- 23
Johannes Lingelbach
Description
- Johannes Lingelbach
- Peasants dancing the tarantella outside an inn in a hilly italianate landscape
- signed lower left: J: Lingelbach
- oil on canvas
Provenance
Anonymous sale, Amsterdam, 17 April 1759, lot 6;
Johannes Verkolje, Amsterdam;
His deceased sale, Amsterdam, De Winter, 24 October 1763, lot 3;
M. van der Pot, Rotterdam;
Baron Johan Gijsbert Verstolk van Soelen (1776-1845), The Hague;
His deceased sale, Amsterdam, 28 June 1846;
Sir Thomas Baring (1799-1873), 2nd Bt, Stratton Park, Hampshire, by 1854;
Sir Francis Baring, 3rd Bt. and 1st Baron Northbrook;
Thomas George Baring, 1st Earl Northbrook (1826-1904), then by descent to
Francis George Baring, 2nd Earl Northbrook (1850-1929);
With P. & D. Colnaghi, London, 1936 & 1943;
With Gallery Müller, Buenos Aires;
Where purchased by a private collector, 11 July 1944;
Then by descent to their daughter;
By whom sold, London, Sotheby's, 12 December 1990, lot 89;
Private collection, New York.
Exhibited
Literature
W. H. J. Weale & J. P. Richter, Descriptive Catalogue of the Collection Edition of Pictures Belonging to the Earl of Northbrook, 2 vols., London 1889, no. 69;
Advertisement in The Burlington Magazine, March 1943, p. iii (advertisement placed by P & D Colnaghi);
W. Bernt, The Netherlandish Painters of the Seventeenth Century, vol. II, Munich 1970, reproduced fig. 690;
C. Burger-Wegener, Johannes Lingelbach, dissertation, University of Berlin 1976, pp. 127, 282, no. 116.
Condition
"This lot is offered for sale subject to Sotheby's Conditions of Business, which are available on request and printed in Sotheby's sale catalogues. The independent reports contained in this document are provided for prospective bidders' information only and without warranty by Sotheby's or the Seller."
Catalogue Note
Lingelbach usually crowded his pictures with large numbers of figures. Despite its subject, this more economically-composed work has an unusually tranquil mood. Burger-Wegener noted the "dune-like" sandy hills in the background, a characteristic of a small group of pictures that she dates circa 1660.
PROVENANCE
This painting belonged to Johannes Verkolje, son of the painter of the same name, and was in his sale in 1763. Later it was recorded in the cabinet of Baron Verstolk van Soelen, an influential figure in Dutch early 19th Century politics, who became Minister for Foreign Affairs.

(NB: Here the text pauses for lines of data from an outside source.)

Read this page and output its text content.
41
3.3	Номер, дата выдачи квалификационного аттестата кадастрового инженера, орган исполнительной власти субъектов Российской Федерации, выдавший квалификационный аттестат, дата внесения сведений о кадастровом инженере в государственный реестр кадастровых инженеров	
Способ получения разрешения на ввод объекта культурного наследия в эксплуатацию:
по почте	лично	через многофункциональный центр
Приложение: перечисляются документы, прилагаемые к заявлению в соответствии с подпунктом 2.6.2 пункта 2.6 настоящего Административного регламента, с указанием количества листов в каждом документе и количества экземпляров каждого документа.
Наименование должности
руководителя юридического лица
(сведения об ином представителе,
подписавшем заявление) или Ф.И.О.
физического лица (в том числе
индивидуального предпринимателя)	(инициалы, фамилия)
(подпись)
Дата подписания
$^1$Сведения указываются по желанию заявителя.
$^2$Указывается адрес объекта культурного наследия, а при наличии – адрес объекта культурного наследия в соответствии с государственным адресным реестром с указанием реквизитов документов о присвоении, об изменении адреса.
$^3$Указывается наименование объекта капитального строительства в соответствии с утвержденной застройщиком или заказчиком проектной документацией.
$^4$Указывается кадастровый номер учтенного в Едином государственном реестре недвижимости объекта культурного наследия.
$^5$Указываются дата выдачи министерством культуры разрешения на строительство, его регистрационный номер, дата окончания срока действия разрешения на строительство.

Probably after Verstolk's deceased sale in 1846, and certainly by 1854, it was in the collection of Thomas Baring at Stratton, where Waagen saw it. Waagen's preamble to his Letter XVI notes that Baring acquired pictures from among others, the gallery of the late Baron Verstolk, and among the pictures he lists of Baring's Dutch and Flemish collection with this provenance are a Gabriel Metsu, an Adriaan van de Velde, an Aelbert Cuyp, a Gerrit Berckheyde, and all three of Baring's Jan Steens.